Brüksel’in tarihi 7. yüzyıla kadar dayanıyor ve şehirdeki ilk yerleşim, bu dönemde Senne (Zenne) Nehri kenarına yapılan Place Saint Grey Şapel’i ile başlıyor. Ancak şehrin kentleşmesi 979 yılında başlamış olmakla birlikte resmi olarak 10. yüzyılda Low Lotharingia Dükü Charles’ın şehri kurmasıyla gerçekleşmiş. Brüksel, 12. yüzyılda Brabant Dükü’nün şehri başkent yapmasıyla beraber dünya tarihindeki önemli şehirlerden biri haline geldi. Fransa Kralı XIV. Louis’in şehri bombalamasıyla oluşan hasarlar ve 2. Dünya Savaşı’nda yaşanan kayıplar gibi ülke gelişimini olumsuz etkileyen durumlar yaşansa da 20. yüzyıldan itibaren modernleşme ve yenileşme çalışmalarıyla birlikte Brüksel, günümüzde Avrupa’nın en çok ziyaret edilen ve refah seviyesi en yüksek olan şehirlerinden biri oldu.

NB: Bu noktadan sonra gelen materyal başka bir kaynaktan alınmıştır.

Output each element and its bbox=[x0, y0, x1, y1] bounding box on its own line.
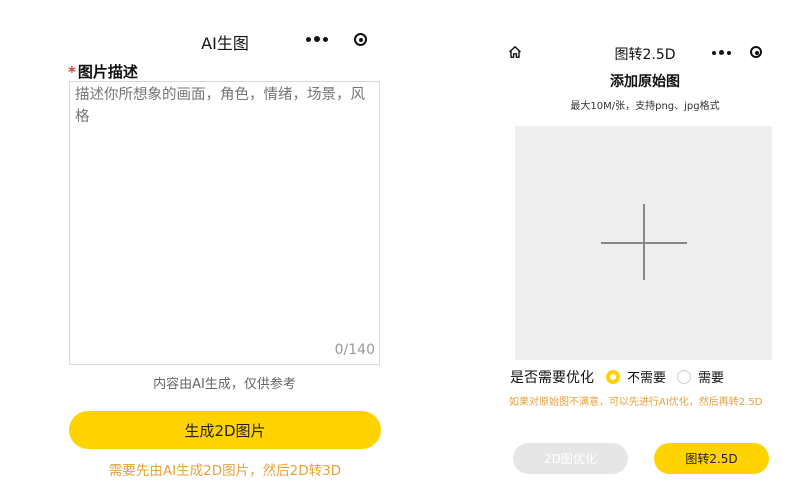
home-icon[interactable] bbox=[508, 45, 522, 59]
right-screen: 图转2.5D 添加原始图 最大10M/张，支持png、jpg格式 是否需要优化 … bbox=[495, 0, 800, 495]
more-button[interactable] bbox=[712, 50, 731, 55]
optimize-question: 是否需要优化 bbox=[510, 370, 594, 386]
description-input[interactable] bbox=[69, 81, 380, 365]
page-title: AI生图 bbox=[201, 34, 249, 53]
left-screen: AI生图 *图片描述 0/140 内容由AI生成，仅供参考 生成2D图片 需要先… bbox=[0, 0, 450, 495]
target-icon bbox=[750, 46, 762, 58]
close-button[interactable] bbox=[354, 33, 367, 46]
convert-25d-button[interactable]: 图转2.5D bbox=[654, 443, 769, 474]
close-button[interactable] bbox=[750, 46, 762, 58]
right-hint: 如果对原始图不满意，可以先进行AI优化，然后再转2.5D bbox=[509, 397, 763, 408]
option-optimize-label: 需要 bbox=[698, 371, 725, 386]
upload-requirements: 最大10M/张，支持png、jpg格式 bbox=[570, 101, 720, 112]
option-optimize[interactable]: 需要 bbox=[677, 367, 724, 386]
option-no-optimize-label: 不需要 bbox=[627, 371, 667, 386]
generate-2d-button-label: 生成2D图片 bbox=[184, 421, 266, 440]
field-label: * 图片描述 bbox=[68, 61, 138, 82]
field-label-text: 图片描述 bbox=[77, 63, 138, 81]
option-no-optimize[interactable]: 不需要 bbox=[606, 367, 666, 386]
optimize-2d-button-label: 2D图优化 bbox=[544, 452, 597, 466]
target-icon bbox=[354, 33, 367, 46]
more-button[interactable] bbox=[306, 36, 328, 42]
add-plus-icon-vertical bbox=[643, 204, 645, 280]
image-upload-area[interactable] bbox=[515, 126, 772, 360]
ai-disclaimer: 内容由AI生成，仅供参考 bbox=[153, 377, 296, 392]
convert-25d-button-label: 图转2.5D bbox=[685, 452, 738, 466]
char-counter: 0/140 bbox=[334, 342, 375, 358]
radio-unchecked-icon bbox=[677, 369, 691, 384]
radio-checked-icon bbox=[606, 369, 620, 384]
required-mark: * bbox=[68, 63, 76, 81]
page-title: 图转2.5D bbox=[614, 47, 676, 63]
optimize-2d-button[interactable]: 2D图优化 bbox=[513, 443, 628, 474]
more-dots-icon bbox=[712, 50, 731, 55]
left-hint: 需要先由AI生成2D图片，然后2D转3D bbox=[108, 463, 342, 479]
generate-2d-button[interactable]: 生成2D图片 bbox=[69, 411, 381, 449]
more-dots-icon bbox=[306, 36, 328, 42]
upload-heading: 添加原始图 bbox=[610, 74, 680, 90]
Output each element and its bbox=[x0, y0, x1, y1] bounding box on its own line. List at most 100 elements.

Brüksel, daha adım atar atmaz Orta Çağ’a ışınlayan sokakları, zengin mutfağı ve renkli gece hayatıyla ziyaretçilerine unutulmaz bir tatilin kapılarını aralıyor. Şehrin kalbi olarak görülen Grand Palace’da şehrin simgesi olan İşeyen Çocuk Heykeli, 15. yüzyıldan kalan Brüksel Belediye Binası, kralın evi olarak bilinen Maison du Roi ve ünlü Belçika biralarının tanıtım yeri olan Belçika Bira İmalatçıları Müzesi ile karşılaşabilirsiniz. Brüksel’de görülmesi gereken yerlerden bir diğeri de Atomium diyebiliriz. 1953 Expo Dünya Fuarı için inşa edilen bu görkemli yapının 5 bölümü ise ziyarete açık olarak hizmet veriyor. Bu bölümlerin birinde Atomium’un tarihi anlatılan bir sergi bulunuyor. Diğer bölümlerinde çeşitli temalarda sergiler bulunan yapının en üst küresinde şehri 360 derece görebileceğiniz ve akşam yemeklerinizi yiyebileceğiniz bir restoran yer alıyor. Brüksel’de tarihi yapıları ziyaret etmek dışında çeşitli aromalarda yapılan çikolataları, waffle, midye ve patates kızartması gibi yiyeceklerini de mutlaka denemenizi öneriyoruz.
Brüksel’e hava yoluyla ulaşımda tercih edebileceğiniz iki ayrı havalimanı kullanılıyor. Brüksel Havaalanı şehir merkezine 11 km, Brüksel Güney Charleroi Havaalanı ise 46 km uzaklıkta konumlanıyor. Antalya ve İstanbul’dan Brüksel’e aktarmasız uçuşlar gerçekleştiği gibi diğer illerden seyahat edecekler de aktarmalı uçuşlarla Brüksel’e gidebilirler.
Brüksel, Schengen vizesi gerektiren ülkelerden biri olduğu için bordo pasaport sahibi Türk vatandaşlarının ülkeye seyahat etmeleri veya transit geçmeleri için Schengen vizesi sahibi olmaları gerekiyor. Vize için Brüksel Konsolosluğu’na başvuru yapmalısınız. Brüksel Konsolosluğu turistik, ticari ve ziyaret için yapılan vize başvurularını genellikle 7-15 iş günü arasında sonuçlandırıyor.